Título: Recuperação indefinida
Autor: Mader, Helena
Fonte: Correio Braziliense, 17/11/2012, Política, p. 2

A Advocacia-Geral da União (AGU) só iniciará processo para recuperar os recursos desviados pelo esquema do mensalão caso haja determinação expressa da Justiça ou dos órgãos públicos. De acordo com o advogado-geral da União, Luís Inácio Adams, é assim que o órgão atua em outros casos: “Não faz sentido entrar com nova ação. Se vai ter decisão, espero a decisão”. Adams lembrou ainda que o Ministério Público já tenta reaver o dinheiro desviado, mas, por ora, não obteve sucesso.
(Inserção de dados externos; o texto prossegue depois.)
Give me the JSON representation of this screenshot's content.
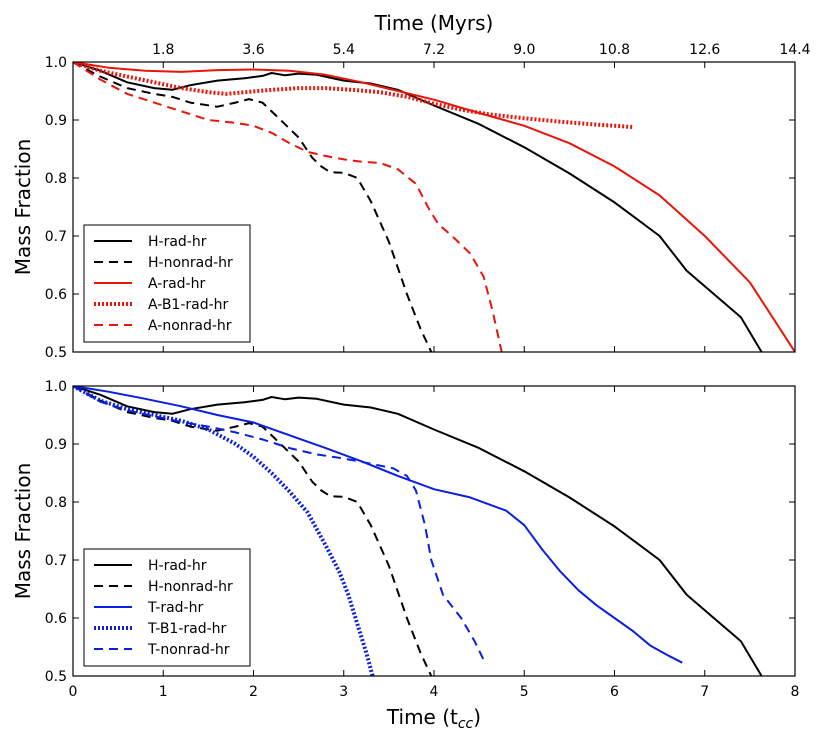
{
  "chart_data": [
    {
      "type": "line",
      "panel": "top",
      "ylabel": "Mass Fraction",
      "top_axis_label": "Time (Myrs)",
      "top_ticks": [
        "1.8",
        "3.6",
        "5.4",
        "7.2",
        "9.0",
        "10.8",
        "12.6",
        "14.4"
      ],
      "top_tick_positions": [
        1,
        2,
        3,
        4,
        5,
        6,
        7,
        8
      ],
      "xlim": [
        0,
        8
      ],
      "ylim": [
        0.5,
        1.0
      ],
      "yticks": [
        0.5,
        0.6,
        0.7,
        0.8,
        0.9,
        1.0
      ],
      "ytick_labels": [
        "0.5",
        "0.6",
        "0.7",
        "0.8",
        "0.9",
        "1.0"
      ],
      "legend_position": "bottom-left",
      "series": [
        {
          "name": "H-rad-hr",
          "color": "#000000",
          "style": "solid",
          "x": [
            0,
            0.3,
            0.6,
            0.9,
            1.1,
            1.3,
            1.6,
            1.9,
            2.1,
            2.2,
            2.35,
            2.5,
            2.7,
            3.0,
            3.3,
            3.6,
            4.0,
            4.5,
            5.0,
            5.5,
            6.0,
            6.5,
            6.8,
            7.1,
            7.4,
            7.63
          ],
          "y": [
            1.0,
            0.985,
            0.965,
            0.955,
            0.952,
            0.96,
            0.968,
            0.972,
            0.976,
            0.981,
            0.977,
            0.98,
            0.978,
            0.968,
            0.963,
            0.952,
            0.925,
            0.893,
            0.853,
            0.808,
            0.758,
            0.7,
            0.64,
            0.6,
            0.56,
            0.5
          ]
        },
        {
          "name": "H-nonrad-hr",
          "color": "#000000",
          "style": "dashed",
          "x": [
            0,
            0.3,
            0.6,
            0.9,
            1.1,
            1.3,
            1.6,
            1.8,
            1.95,
            2.1,
            2.3,
            2.5,
            2.65,
            2.75,
            2.85,
            3.0,
            3.15,
            3.3,
            3.5,
            3.7,
            3.85,
            3.97
          ],
          "y": [
            1.0,
            0.975,
            0.955,
            0.945,
            0.94,
            0.93,
            0.923,
            0.93,
            0.936,
            0.93,
            0.9,
            0.87,
            0.835,
            0.82,
            0.81,
            0.809,
            0.8,
            0.76,
            0.69,
            0.6,
            0.54,
            0.5
          ]
        },
        {
          "name": "A-rad-hr",
          "color": "#e8150b",
          "style": "solid",
          "x": [
            0,
            0.4,
            0.8,
            1.2,
            1.6,
            2.0,
            2.4,
            2.8,
            3.2,
            3.6,
            4.0,
            4.5,
            5.0,
            5.5,
            6.0,
            6.5,
            7.0,
            7.5,
            8.0
          ],
          "y": [
            1.0,
            0.99,
            0.985,
            0.983,
            0.986,
            0.987,
            0.985,
            0.978,
            0.965,
            0.95,
            0.935,
            0.912,
            0.89,
            0.86,
            0.82,
            0.77,
            0.7,
            0.62,
            0.5
          ]
        },
        {
          "name": "A-B1-rad-hr",
          "color": "#e8150b",
          "style": "dotted",
          "x": [
            0,
            0.3,
            0.6,
            0.9,
            1.2,
            1.5,
            1.7,
            1.9,
            2.2,
            2.5,
            2.8,
            3.1,
            3.4,
            3.7,
            4.0,
            4.3,
            4.6,
            5.0,
            5.4,
            5.8,
            6.2
          ],
          "y": [
            1.0,
            0.985,
            0.975,
            0.965,
            0.955,
            0.948,
            0.945,
            0.948,
            0.952,
            0.955,
            0.955,
            0.952,
            0.948,
            0.94,
            0.928,
            0.918,
            0.91,
            0.903,
            0.897,
            0.892,
            0.888
          ]
        },
        {
          "name": "A-nonrad-hr",
          "color": "#e8150b",
          "style": "dashed",
          "x": [
            0,
            0.3,
            0.6,
            0.9,
            1.2,
            1.5,
            1.8,
            2.0,
            2.2,
            2.4,
            2.6,
            2.8,
            3.0,
            3.2,
            3.4,
            3.6,
            3.8,
            3.95,
            4.05,
            4.2,
            4.4,
            4.55,
            4.65,
            4.75
          ],
          "y": [
            1.0,
            0.97,
            0.945,
            0.93,
            0.915,
            0.9,
            0.895,
            0.89,
            0.878,
            0.86,
            0.845,
            0.838,
            0.832,
            0.828,
            0.826,
            0.815,
            0.79,
            0.745,
            0.72,
            0.7,
            0.67,
            0.63,
            0.57,
            0.5
          ]
        }
      ]
    },
    {
      "type": "line",
      "panel": "bottom",
      "ylabel": "Mass Fraction",
      "xlabel": "Time (t",
      "xlabel_sub": "cc",
      "xlabel_close": ")",
      "xlim": [
        0,
        8
      ],
      "ylim": [
        0.5,
        1.0
      ],
      "xticks": [
        0,
        1,
        2,
        3,
        4,
        5,
        6,
        7,
        8
      ],
      "xtick_labels": [
        "0",
        "1",
        "2",
        "3",
        "4",
        "5",
        "6",
        "7",
        "8"
      ],
      "yticks": [
        0.5,
        0.6,
        0.7,
        0.8,
        0.9,
        1.0
      ],
      "ytick_labels": [
        "0.5",
        "0.6",
        "0.7",
        "0.8",
        "0.9",
        "1.0"
      ],
      "legend_position": "bottom-left",
      "series": [
        {
          "name": "H-rad-hr",
          "color": "#000000",
          "style": "solid",
          "x": [
            0,
            0.3,
            0.6,
            0.9,
            1.1,
            1.3,
            1.6,
            1.9,
            2.1,
            2.2,
            2.35,
            2.5,
            2.7,
            3.0,
            3.3,
            3.6,
            4.0,
            4.5,
            5.0,
            5.5,
            6.0,
            6.5,
            6.8,
            7.1,
            7.4,
            7.63
          ],
          "y": [
            1.0,
            0.985,
            0.965,
            0.955,
            0.952,
            0.96,
            0.968,
            0.972,
            0.976,
            0.981,
            0.977,
            0.98,
            0.978,
            0.968,
            0.963,
            0.952,
            0.925,
            0.893,
            0.853,
            0.808,
            0.758,
            0.7,
            0.64,
            0.6,
            0.56,
            0.5
          ]
        },
        {
          "name": "H-nonrad-hr",
          "color": "#000000",
          "style": "dashed",
          "x": [
            0,
            0.3,
            0.6,
            0.9,
            1.1,
            1.3,
            1.6,
            1.8,
            1.95,
            2.1,
            2.3,
            2.5,
            2.65,
            2.75,
            2.85,
            3.0,
            3.15,
            3.3,
            3.5,
            3.7,
            3.85,
            3.97
          ],
          "y": [
            1.0,
            0.975,
            0.955,
            0.945,
            0.94,
            0.93,
            0.923,
            0.93,
            0.936,
            0.93,
            0.9,
            0.87,
            0.835,
            0.82,
            0.81,
            0.809,
            0.8,
            0.76,
            0.69,
            0.6,
            0.54,
            0.5
          ]
        },
        {
          "name": "T-rad-hr",
          "color": "#0a1fe0",
          "style": "solid",
          "x": [
            0,
            0.4,
            0.8,
            1.2,
            1.6,
            2.0,
            2.4,
            2.8,
            3.2,
            3.6,
            4.0,
            4.4,
            4.8,
            5.0,
            5.2,
            5.4,
            5.6,
            5.8,
            6.0,
            6.2,
            6.4,
            6.6,
            6.75
          ],
          "y": [
            1.0,
            0.99,
            0.978,
            0.965,
            0.95,
            0.937,
            0.915,
            0.893,
            0.87,
            0.845,
            0.822,
            0.808,
            0.785,
            0.76,
            0.718,
            0.68,
            0.648,
            0.622,
            0.6,
            0.578,
            0.552,
            0.535,
            0.523
          ]
        },
        {
          "name": "T-B1-rad-hr",
          "color": "#0a1fe0",
          "style": "dotted",
          "x": [
            0,
            0.3,
            0.6,
            0.9,
            1.2,
            1.5,
            1.8,
            2.0,
            2.2,
            2.4,
            2.6,
            2.8,
            2.95,
            3.05,
            3.15,
            3.25,
            3.32
          ],
          "y": [
            1.0,
            0.975,
            0.96,
            0.95,
            0.94,
            0.925,
            0.9,
            0.878,
            0.85,
            0.818,
            0.782,
            0.725,
            0.68,
            0.64,
            0.59,
            0.54,
            0.5
          ]
        },
        {
          "name": "T-nonrad-hr",
          "color": "#0a1fe0",
          "style": "dashed",
          "x": [
            0,
            0.3,
            0.6,
            0.9,
            1.2,
            1.5,
            1.8,
            2.1,
            2.4,
            2.7,
            3.0,
            3.3,
            3.55,
            3.7,
            3.8,
            3.9,
            3.97,
            4.1,
            4.3,
            4.45,
            4.55
          ],
          "y": [
            1.0,
            0.973,
            0.958,
            0.948,
            0.938,
            0.93,
            0.92,
            0.908,
            0.893,
            0.882,
            0.875,
            0.866,
            0.858,
            0.845,
            0.82,
            0.76,
            0.7,
            0.64,
            0.6,
            0.56,
            0.528
          ]
        }
      ]
    }
  ]
}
Há uma polêmica entre os ministros do Supremo Tribunal Federal sobre a recuperação das verbas, estimadas em R$ 100 milhões. Há quem defenda que a quantia seja estipulada na decisão. Outra corrente diz que não há como determinar o valor exato do desvio e a proporção que cada condenado deveria devolver. Alguns ainda alegam que a regra para a recomposição ao erário foi explicitada em lei posterior ao valerioduto.

Adams esteve ontem no Supremo para se despedir do ministro Carlos Ayres Britto, a quem entregou uma placa com homenagem da AGU. Britto teve ontem um último dia discreto na presidência da Corte. O ministro completa 70 anos amanhã e, pela lei, é obrigado a deixar a toga. Em sua despedida, atendeu a visitas e preferiu não dar entrevistas.

Passaportes O empresário Marcos Valério entregou seu segundo passaporte ao Supremo na quarta-feira, um dia depois do prazo determinado pelo relator Joaquim Barbosa. Sua defesa alega que não havia sido notificada. Valério refez o documento, após entregar o primeiro à Procuradoria-Geral da República no início do processo. Assim como o advogado do ex-dirigente do Banco Rural José Roberto Salgado, o defensor do ex-ministro da Casa Civil José Dirceu recorreu ontem da decisão de Barbosa de recolher os passaportes dos condenados.